Interruption et suspension de prescription en matière de contentieux de la construction : attention aux délais d’action

Cass. Civ., 3ème, 19 septembre 2019, n° 18-15.833

Par un arrêt rendu le 19 septembre 2019, la 3ème chambre civile de la Cour de cassation revient sur une double problématique relative, d’une part, à l’interruption de la prescription et, d’autre part, à la suspension de la prescription.

Dans cette espèce et sur le plan factuel, la société LA VALLEE HAUTE, assurée auprès de la société GAN au titre de l’assurance dommages-ouvrage et d’une assurance constructeur non-réalisateur, a fait construire un groupe d’immeubles sous la maitrise d’œuvre d’exécution de la société REGLES D’ART assurée auprès de la société L’AUXILIAIRE.

Les travaux de gros œuvre ont été confiés à l’entreprise PATREGNANI, assurée auprès de la société AXA FRANCE IARD.

La réception de l’ouvrage est intervenue sans réserve le 19 juillet 2001.

Les 5 et 6 août 2010, le syndicat des copropriétaires et plusieurs copropriétaires ont assigné en référé expertise la société LA VALLEE HAUTE et son assureur la société GAN.

Les 21 et 30 septembre 2010, ces derniers ont appelé en intervention forcée l’entreprise chargée du gros œuvre et son assureur la société AXA FRANCE IARD puis le maitre d’œuvre.

Le 11 septembre 2014, le syndicat des copropriétaires et plusieurs copropriétaires ont assigné au fond les sociétés LA VALLEE HAUTE, PATREGNANI, REGLES D’ART et leurs assureurs respectifs GAN, AXA FRANCE IARD et L’AUXILIAIRE, en indemnisation de leurs préjudices.

 

Par un arrêt rendu le 16 janvier 2018, la Cour d’appel de Chambéry a considéré, s’agissant de la mise en cause de la société AXA FRANCE IARD, assureur de responsabilité décennale de l’entreprise PATREGNANI, que :

« L’action de la victime contre l’assureur de responsabilité qui trouve son fondement dans le droit de la victime à réparation de son préjudice, se prescrit par le même délai que son action contre le responsable et ne peut être exercée contre l’assureur, au-delà de ce délai, que tant que celui-ci reste exposé au recours de son assuré, c’est à dire en l’occurrence, 10 ans à compter de la réception, outre 2 ans du recours de l’assuré contre son assureur par application de l’article L.114-1 du code des assurances, soit jusqu’au 17 juillet 2013.

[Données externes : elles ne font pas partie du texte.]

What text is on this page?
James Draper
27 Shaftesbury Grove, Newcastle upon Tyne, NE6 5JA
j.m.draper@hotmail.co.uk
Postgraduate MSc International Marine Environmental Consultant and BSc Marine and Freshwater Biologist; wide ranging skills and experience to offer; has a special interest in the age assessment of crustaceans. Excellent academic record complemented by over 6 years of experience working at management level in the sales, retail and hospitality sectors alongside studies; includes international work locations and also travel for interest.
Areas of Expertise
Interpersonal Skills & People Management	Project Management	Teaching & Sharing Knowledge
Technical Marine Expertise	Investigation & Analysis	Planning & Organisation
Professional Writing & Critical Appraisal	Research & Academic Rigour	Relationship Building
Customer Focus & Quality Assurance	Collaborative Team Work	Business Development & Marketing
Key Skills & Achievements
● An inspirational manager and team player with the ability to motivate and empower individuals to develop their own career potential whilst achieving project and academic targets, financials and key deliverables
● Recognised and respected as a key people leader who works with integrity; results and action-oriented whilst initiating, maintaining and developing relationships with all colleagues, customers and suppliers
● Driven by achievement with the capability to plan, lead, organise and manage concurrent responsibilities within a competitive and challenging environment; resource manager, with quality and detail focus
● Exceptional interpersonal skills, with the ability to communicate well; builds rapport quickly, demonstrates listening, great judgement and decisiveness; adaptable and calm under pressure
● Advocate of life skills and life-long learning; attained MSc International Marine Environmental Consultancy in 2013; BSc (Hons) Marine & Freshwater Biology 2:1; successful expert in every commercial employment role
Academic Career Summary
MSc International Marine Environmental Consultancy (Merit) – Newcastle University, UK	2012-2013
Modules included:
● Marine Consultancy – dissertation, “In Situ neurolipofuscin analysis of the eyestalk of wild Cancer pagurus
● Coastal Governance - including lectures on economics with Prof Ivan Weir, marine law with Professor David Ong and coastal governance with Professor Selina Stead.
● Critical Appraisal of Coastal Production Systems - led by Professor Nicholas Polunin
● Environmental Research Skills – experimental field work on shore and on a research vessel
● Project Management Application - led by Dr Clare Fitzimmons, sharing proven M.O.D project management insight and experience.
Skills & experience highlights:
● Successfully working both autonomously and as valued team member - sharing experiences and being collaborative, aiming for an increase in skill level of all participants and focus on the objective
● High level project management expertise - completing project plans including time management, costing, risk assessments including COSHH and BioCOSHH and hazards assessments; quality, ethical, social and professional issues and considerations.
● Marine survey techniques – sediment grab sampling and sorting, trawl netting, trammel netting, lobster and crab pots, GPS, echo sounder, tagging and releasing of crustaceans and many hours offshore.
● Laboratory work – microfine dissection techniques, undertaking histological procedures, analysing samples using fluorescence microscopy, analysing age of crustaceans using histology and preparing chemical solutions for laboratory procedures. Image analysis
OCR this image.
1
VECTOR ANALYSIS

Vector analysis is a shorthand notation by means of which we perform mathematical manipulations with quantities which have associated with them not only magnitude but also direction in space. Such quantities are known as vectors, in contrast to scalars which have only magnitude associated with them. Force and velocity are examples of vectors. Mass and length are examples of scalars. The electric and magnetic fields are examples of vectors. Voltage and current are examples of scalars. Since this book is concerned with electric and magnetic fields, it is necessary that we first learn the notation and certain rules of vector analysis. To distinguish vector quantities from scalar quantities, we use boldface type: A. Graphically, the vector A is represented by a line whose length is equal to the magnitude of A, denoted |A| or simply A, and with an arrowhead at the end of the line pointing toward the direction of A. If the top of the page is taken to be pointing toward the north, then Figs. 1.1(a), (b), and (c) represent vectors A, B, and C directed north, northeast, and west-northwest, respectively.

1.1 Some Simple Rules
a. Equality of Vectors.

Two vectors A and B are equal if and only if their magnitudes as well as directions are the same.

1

Cependant, selon l’article 2239 du code civil, la prescription est suspendue lorsque le juge fait droit à une demande de mesure d’instruction présentée avant tout procès. Tel est bien le cas en l’occurrence, puisque la compagnie AXA a été appelée à l’expertise de M. G. par ordonnance de référé du 21/10/2010, et que le rapport n’a été rendu que le 07/06/2014.

Le délai de prescription n’a alors recommencé à courir que six mois après, soit le 07/12/2014. 

Dès lors, cette période ne compte pas dans la prescription (étant précisé que, si le délai décennal, délai d’épreuve, est bien un délai de forclusion, on est en présence ici d’un délai de prescription, s’agissant des relations du tiers lésé et de l’assureur d’un locateur d’ouvrage). »

La Cour d’appel a ainsi jugé que la société AXA FRANCE IARD avait été assignée en juin 2014 de sorte que l’action du tiers lésé n’était pas prescrite.

 

Toutefois, la Cour de cassation censure l’arrêt de la Cour d’appel en considérant que :

« […] pour être interruptive de prescription, une demande en justice doit être dirigée contre celui qu’on veut empêcher de prescrire et que la suspension de la prescription résultant de la mise en œuvre d’une mesure d’instruction n’est pas applicable au délai de forclusion de la garantie décennale ».

Cette jurisprudence s’inscrit donc dans le cadre d’un certain nombre d’arrêts rendus récemment par la 3ème chambre civile de la Cour de cassation qui prend, à nouveau, le soin de rappeler la nécessité d’être vigilant quant aux délais d’interruption de prescription.

Ainsi et au regard de la durée des opérations d’expertise judiciaire, il est donc plus que jamais nécessaire d’être très prudent quant aux délais d’actions et il est préférable d’assigner au fond en sollicitant un sursis à statuer dans l’attente du dépôt du rapport.